2. Description of the Related Art
The MOCVD method is widely employed for growing a III-V group compound semiconductor film. If the supply ratio of the V-group element material to the III-group element material, i.e., V/III ratio, is low in the manufacture of the compound semiconductor film, deterioration of the surface morphology and reduction in the film-growth rate are brought about simultaneously. To overcome the difficulty, it was customary in the past to set the V/III ratio at a level high enough to prevent the deterioration of the surface morphology. Consequently, the efficiency of utilizing the V-group material was very low in the past. It is known to the art to thermally decompose the V-group material in order to improve the efficiency of utilizing the V-group material. However, this method is incapable of achieving an epitaxial growth of the III-V group compound semiconductor of a high quality and, thus, is not practical.

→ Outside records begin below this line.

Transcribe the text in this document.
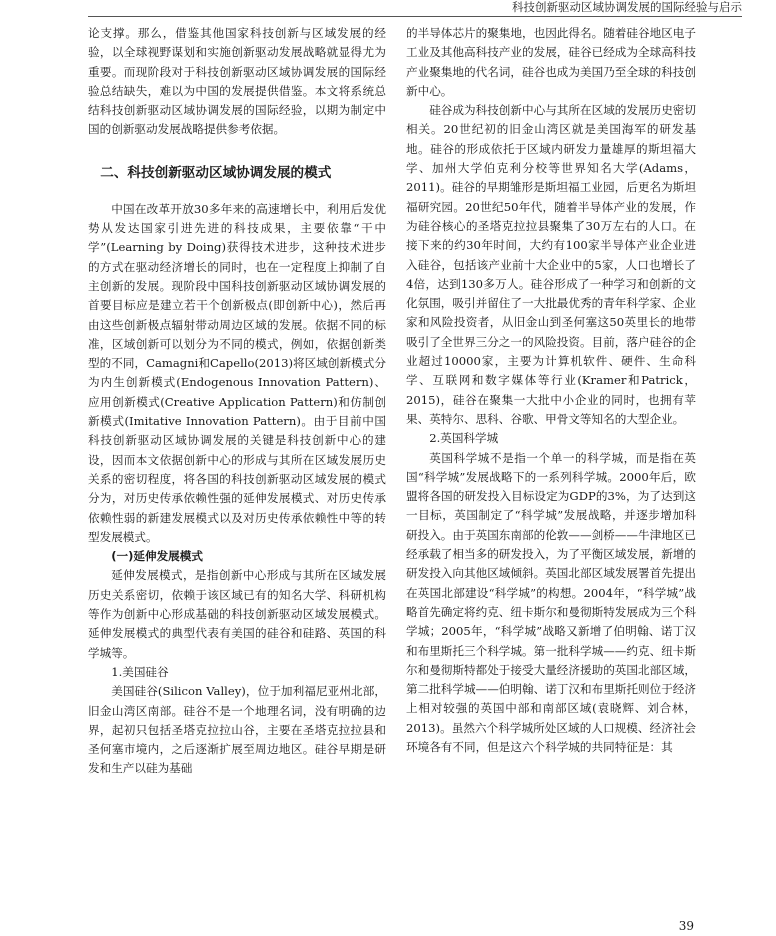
科技创新驱动区域协调发展的国际经验与启示

论支撑。那么，借鉴其他国家科技创新与区域发展的经验，以全球视野谋划和实施创新驱动发展战略就显得尤为重要。而现阶段对于科技创新驱动区域协调发展的国际经验总结缺失，难以为中国的发展提供借鉴。本文将系统总结科技创新驱动区域协调发展的国际经验，以期为制定中国的创新驱动发展战略提供参考依据。

二、科技创新驱动区域协调发展的模式

中国在改革开放30多年来的高速增长中，利用后发优势从发达国家引进先进的科技成果，主要依靠“干中学”(Learning by Doing)获得技术进步，这种技术进步的方式在驱动经济增长的同时，也在一定程度上抑制了自主创新的发展。现阶段中国科技创新驱动区域协调发展的首要目标应是建立若干个创新极点(即创新中心)，然后再由这些创新极点辐射带动周边区域的发展。依据不同的标准，区域创新可以划分为不同的模式，例如，依据创新类型的不同，Camagni和Capello(2013)将区域创新模式分为内生创新模式(Endogenous Innovation Pattern)、应用创新模式(Creative Application Pattern)和仿制创新模式(Imitative Innovation Pattern)。由于目前中国科技创新驱动区域协调发展的关键是科技创新中心的建设，因而本文依据创新中心的形成与其所在区域发展历史关系的密切程度，将各国的科技创新驱动区域发展的模式分为，对历史传承依赖性强的延伸发展模式、对历史传承依赖性弱的新建发展模式以及对历史传承依赖性中等的转型发展模式。

(一)延伸发展模式

延伸发展模式，是指创新中心形成与其所在区域发展历史关系密切，依赖于该区域已有的知名大学、科研机构等作为创新中心形成基础的科技创新驱动区域发展模式。延伸发展模式的典型代表有美国的硅谷和硅路、英国的科学城等。

1.美国硅谷

美国硅谷(Silicon Valley)，位于加利福尼亚州北部，旧金山湾区南部。硅谷不是一个地理名词，没有明确的边界，起初只包括圣塔克拉拉山谷，主要在圣塔克拉拉县和圣何塞市境内，之后逐渐扩展至周边地区。硅谷早期是研发和生产以硅为基础

的半导体芯片的聚集地，也因此得名。随着硅谷地区电子工业及其他高科技产业的发展，硅谷已经成为全球高科技产业聚集地的代名词，硅谷也成为美国乃至全球的科技创新中心。

硅谷成为科技创新中心与其所在区域的发展历史密切相关。20世纪初的旧金山湾区就是美国海军的研发基地。硅谷的形成依托于区域内研发力量雄厚的斯坦福大学、加州大学伯克利分校等世界知名大学(Adams，2011)。硅谷的早期雏形是斯坦福工业园，后更名为斯坦福研究园。20世纪50年代，随着半导体产业的发展，作为硅谷核心的圣塔克拉拉县聚集了30万左右的人口。在接下来的约30年时间，大约有100家半导体产业企业进入硅谷，包括该产业前十大企业中的5家，人口也增长了4倍，达到130多万人。硅谷形成了一种学习和创新的文化氛围，吸引并留住了一大批最优秀的青年科学家、企业家和风险投资者，从旧金山到圣何塞这50英里长的地带吸引了全世界三分之一的风险投资。目前，落户硅谷的企业超过10000家，主要为计算机软件、硬件、生命科学、互联网和数字媒体等行业(Kramer和Patrick，2015)，硅谷在聚集一大批中小企业的同时，也拥有苹果、英特尔、思科、谷歌、甲骨文等知名的大型企业。

2.英国科学城

英国科学城不是指一个单一的科学城，而是指在英国“科学城”发展战略下的一系列科学城。2000年后，欧盟将各国的研发投入目标设定为GDP的3%，为了达到这一目标，英国制定了“科学城”发展战略，并逐步增加科研投入。由于英国东南部的伦敦——剑桥——牛津地区已经承载了相当多的研发投入，为了平衡区域发展，新增的研发投入向其他区域倾斜。英国北部区域发展署首先提出在英国北部建设“科学城”的构想。2004年，“科学城”战略首先确定将约克、纽卡斯尔和曼彻斯特发展成为三个科学城；2005年，“科学城”战略又新增了伯明翰、诺丁汉和布里斯托三个科学城。第一批科学城——约克、纽卡斯尔和曼彻斯特都处于接受大量经济援助的英国北部区域，第二批科学城——伯明翰、诺丁汉和布里斯托则位于经济上相对较强的英国中部和南部区域(袁晓辉、刘合林，2013)。虽然六个科学城所处区域的人口规模、经济社会环境各有不同，但是这六个科学城的共同特征是：其

39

It was conventional to use Be, Zn, Mg, or Cd as a p-type dopant of the III-V group compound semiconductor. Beryllium certainly permits doping at a high concentration, but is highly poisonous. On the other hand, each of Zn, Mg and Cd exhibits a high vapor pressure, is low in doping efficiency under high growth temperatures, is likely to be adsorbed on the wall of a pipe, and tends to exhibit a memory effect that intake of the raw material gas is delayed, resulting in failure to obtain abrubt dopant profiles.
Carbon, which is used as an acceptor in a III-V group compound semiconductor, is known to exhibit good electrical properties. However, only a few reports have been published to data concerning a dopant material suitable for achieving a carbon doping in the MOCVD method. Under the circumstances, it was very difficult to manufacture a p-type GaAs or AlGaAs layer having a high carrier concentration by the MOCVD method.
As a method of achieving carbon doping without using new dopant material, it is proposed to alternately supply a trimethylgallium (TMG) gas and an arsine (AsH.sub.3) gas in the step of growing a GaAs layer by the MOCVD method. In this method, however, a heavy burden is given to, for example, a valve mounted in the gas supply system because it is necessary to switch frequently the supply of the two different gases. Further, it is necessary to sufficiently evacuate the reaction furnace in switching the gas supply. In other words, a long gas switching time is required, leading to a low growth rate of a thin film.
To reiterate, carbon is an effective p-type impurity used in a GaAs or AlGaAs semiconductor. However, a suitable dopant material for achieving carbon doping in the MOCVD method has not yet been found. On the other hand, the method of growing a p-type GaAs layer while alternately supplying TMC and AsH.sub.3 gases necessitates a frequent switching of the gas supply, leading to a heavy burden to the apparatus and to a low growth rate of the GaAs layer. Under the circumstances, it was very difficult to manufacture a p-type GaAs or AlGaAs layer having a high carrier concentration by the MOCVD method.